O desenvolvimento de técnicas de detecção molecular para TiLV, como a hibridização in situ (ISH) e PCR, permitem a detecção precoce da doença. Além disso, essas técnicas moleculares fornecem uma maior compreensão dos múltiplos fatores envolvidos no processo da doença, fomentando o conhecimento da interação do TiLV com a tilápia e o desenvolvimento de métodos eficazes para o controle do vírus.
 
 
 
Controle e prevenção do TiLV
 
Atualmente, as medidas de biossegurança e as boas práticas de gestão são as melhores medidas de prevenção e controle para a TiLV (Figura 2). Todos os transportes de tilápia viva (incluindo ovos) devem ser altamente regulados e monitorados para possível presença de TiLV. Uma vez que o TiLV pode ser transmitido verticalmente, a produção de alevinos sem patógenos específico (SPF) é essencial para evitar a propagação da doença. Embora isso exija uma triagem rigorosa para esta doença, ela garantirá alevinos livres de TiLV, que são fundamentais para controlar a doença durante a produção de fases iniciais.
As instalações aquícolas devem aplicar medidas e diretrizes rigorosas de biossegurança para evitar que o vírus se espalhe na fazenda. O ponto de partida deve ser um plano de biossegurança, que delineia rotinas de monitoramento de doenças, regulamentações rigorosas para quarentena de peixes que entram na propriedade e protocolos específicos para desinfetar materiais, água e veículos. Uma tarefa de rotina vital também é a remoção imediata de peixes moribundos e mortos de tanques para evitar a transmissão de TiLV. O uso de desinfetantes também deve ser promovido, há vários estudos mostrando que desinfetantes comuns, como hipoclorito de sódio (NaOCl), peróxido de hidrogênio (H2O2) ou formalina, podem reduzir a carga de TiLV a um nível mínimo.
 
 
 
A vacinação também pode ser uma ferramenta eficaz para prevenir surtos de TILV. Uma vacina para o manejo do TiLV ainda não está disponível, mas estudos mostraram que os peixes que sobrevivem à infecção apresentam imunidade protetora eficaz ao TiLV. Esses achados sugerem que a tilápia pode desenvolver imunidade ao vírus e, portanto, uma vacina TiLV pode controlar a propagação da doença. Vacinas (atenuadas e inativadas) com base nas preparações de cultura celular estão sendo desenvolvidas e sua eficácia está sendo testada em condições laboratoriais. A vacinação parece uma solução promissora, mas novas pesquisas são necessárias para determinar o melhor tipo de vacina (vírus atenuado ou inativado) e o método de vacinação mais eficaz (imersão, injeção ou oral).
 
O caminho a seguir
 
A disseminação do TiLV para a América Latina, África e Ásia pode causar uma perda econômica significativa para os produtores de tilápia.
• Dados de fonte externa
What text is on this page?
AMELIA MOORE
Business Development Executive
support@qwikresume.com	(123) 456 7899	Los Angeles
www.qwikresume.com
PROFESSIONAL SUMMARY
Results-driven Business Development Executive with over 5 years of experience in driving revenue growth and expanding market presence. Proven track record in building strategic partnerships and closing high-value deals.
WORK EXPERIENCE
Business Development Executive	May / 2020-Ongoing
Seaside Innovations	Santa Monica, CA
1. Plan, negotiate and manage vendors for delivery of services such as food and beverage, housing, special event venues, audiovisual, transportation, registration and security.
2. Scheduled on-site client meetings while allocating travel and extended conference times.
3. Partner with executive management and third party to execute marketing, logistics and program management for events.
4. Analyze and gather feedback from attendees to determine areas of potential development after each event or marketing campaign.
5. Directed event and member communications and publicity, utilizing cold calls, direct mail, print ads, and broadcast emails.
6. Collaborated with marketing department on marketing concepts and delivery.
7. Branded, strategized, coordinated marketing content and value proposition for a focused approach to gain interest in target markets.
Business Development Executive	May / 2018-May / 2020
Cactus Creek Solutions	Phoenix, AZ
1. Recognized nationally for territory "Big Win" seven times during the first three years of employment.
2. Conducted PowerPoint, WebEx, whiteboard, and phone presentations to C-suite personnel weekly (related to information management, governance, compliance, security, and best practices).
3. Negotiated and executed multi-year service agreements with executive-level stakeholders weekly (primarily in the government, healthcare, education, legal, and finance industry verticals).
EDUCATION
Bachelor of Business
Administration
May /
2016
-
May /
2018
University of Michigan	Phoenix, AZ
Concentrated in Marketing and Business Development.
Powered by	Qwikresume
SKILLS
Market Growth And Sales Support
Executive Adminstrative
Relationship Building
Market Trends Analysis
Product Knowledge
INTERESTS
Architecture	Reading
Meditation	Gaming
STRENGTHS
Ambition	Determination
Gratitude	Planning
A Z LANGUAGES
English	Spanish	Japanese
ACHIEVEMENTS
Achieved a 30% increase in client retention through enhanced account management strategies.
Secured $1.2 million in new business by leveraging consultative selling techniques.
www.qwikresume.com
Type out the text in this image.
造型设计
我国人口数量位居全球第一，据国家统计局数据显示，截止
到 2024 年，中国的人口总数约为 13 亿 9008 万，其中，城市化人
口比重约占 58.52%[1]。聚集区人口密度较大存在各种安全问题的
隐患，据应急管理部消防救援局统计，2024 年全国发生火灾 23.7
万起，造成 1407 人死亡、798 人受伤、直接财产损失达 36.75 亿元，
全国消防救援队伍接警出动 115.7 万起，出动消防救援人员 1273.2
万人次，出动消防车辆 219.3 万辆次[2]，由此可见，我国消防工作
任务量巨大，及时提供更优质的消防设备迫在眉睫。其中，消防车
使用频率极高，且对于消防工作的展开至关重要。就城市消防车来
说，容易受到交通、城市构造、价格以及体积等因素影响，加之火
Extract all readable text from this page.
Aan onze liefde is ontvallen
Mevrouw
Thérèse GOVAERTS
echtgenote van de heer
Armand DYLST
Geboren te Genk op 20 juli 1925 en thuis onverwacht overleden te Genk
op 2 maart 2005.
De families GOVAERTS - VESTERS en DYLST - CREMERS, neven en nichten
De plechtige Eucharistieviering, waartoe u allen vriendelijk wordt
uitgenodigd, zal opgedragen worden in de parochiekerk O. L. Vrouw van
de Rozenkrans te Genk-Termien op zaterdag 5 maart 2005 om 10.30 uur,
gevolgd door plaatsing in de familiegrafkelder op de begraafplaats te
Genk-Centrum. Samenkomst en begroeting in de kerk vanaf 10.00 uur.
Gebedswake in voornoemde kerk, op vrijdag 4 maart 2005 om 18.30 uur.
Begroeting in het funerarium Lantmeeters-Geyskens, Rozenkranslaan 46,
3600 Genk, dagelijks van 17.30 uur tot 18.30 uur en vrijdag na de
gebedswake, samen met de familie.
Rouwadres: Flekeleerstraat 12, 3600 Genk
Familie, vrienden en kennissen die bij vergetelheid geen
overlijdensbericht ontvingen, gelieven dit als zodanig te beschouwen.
Isso, consequentemente, levará a desafios sociais e ambientais. Por isso, a FAO enfatiza a necessidade de um programa internacional de monitoramento voltado à identificação de populações de tilápia infectadas e a implementação de medidas preventivas rigorosas entre as populações de tilápia livre de TiLV.
 
 
 
Enquanto o comércio global de peixes vivos é hoje uma realidade comum, o transporte de tilápia viva, de matrizes a ovos ou juvenis, deve ser regulado adequadamente para evitar a propagação do TiLV. No entanto, e como ainda não está claro se outros animais aquáticos podem espalhar o vírus ou agir como um incubatório, é imprescindível que os esforços de monitoramento e pesquisa sejam promovidos para entender melhor o papel dos diferentes vetores de transmissão e como regulá-los.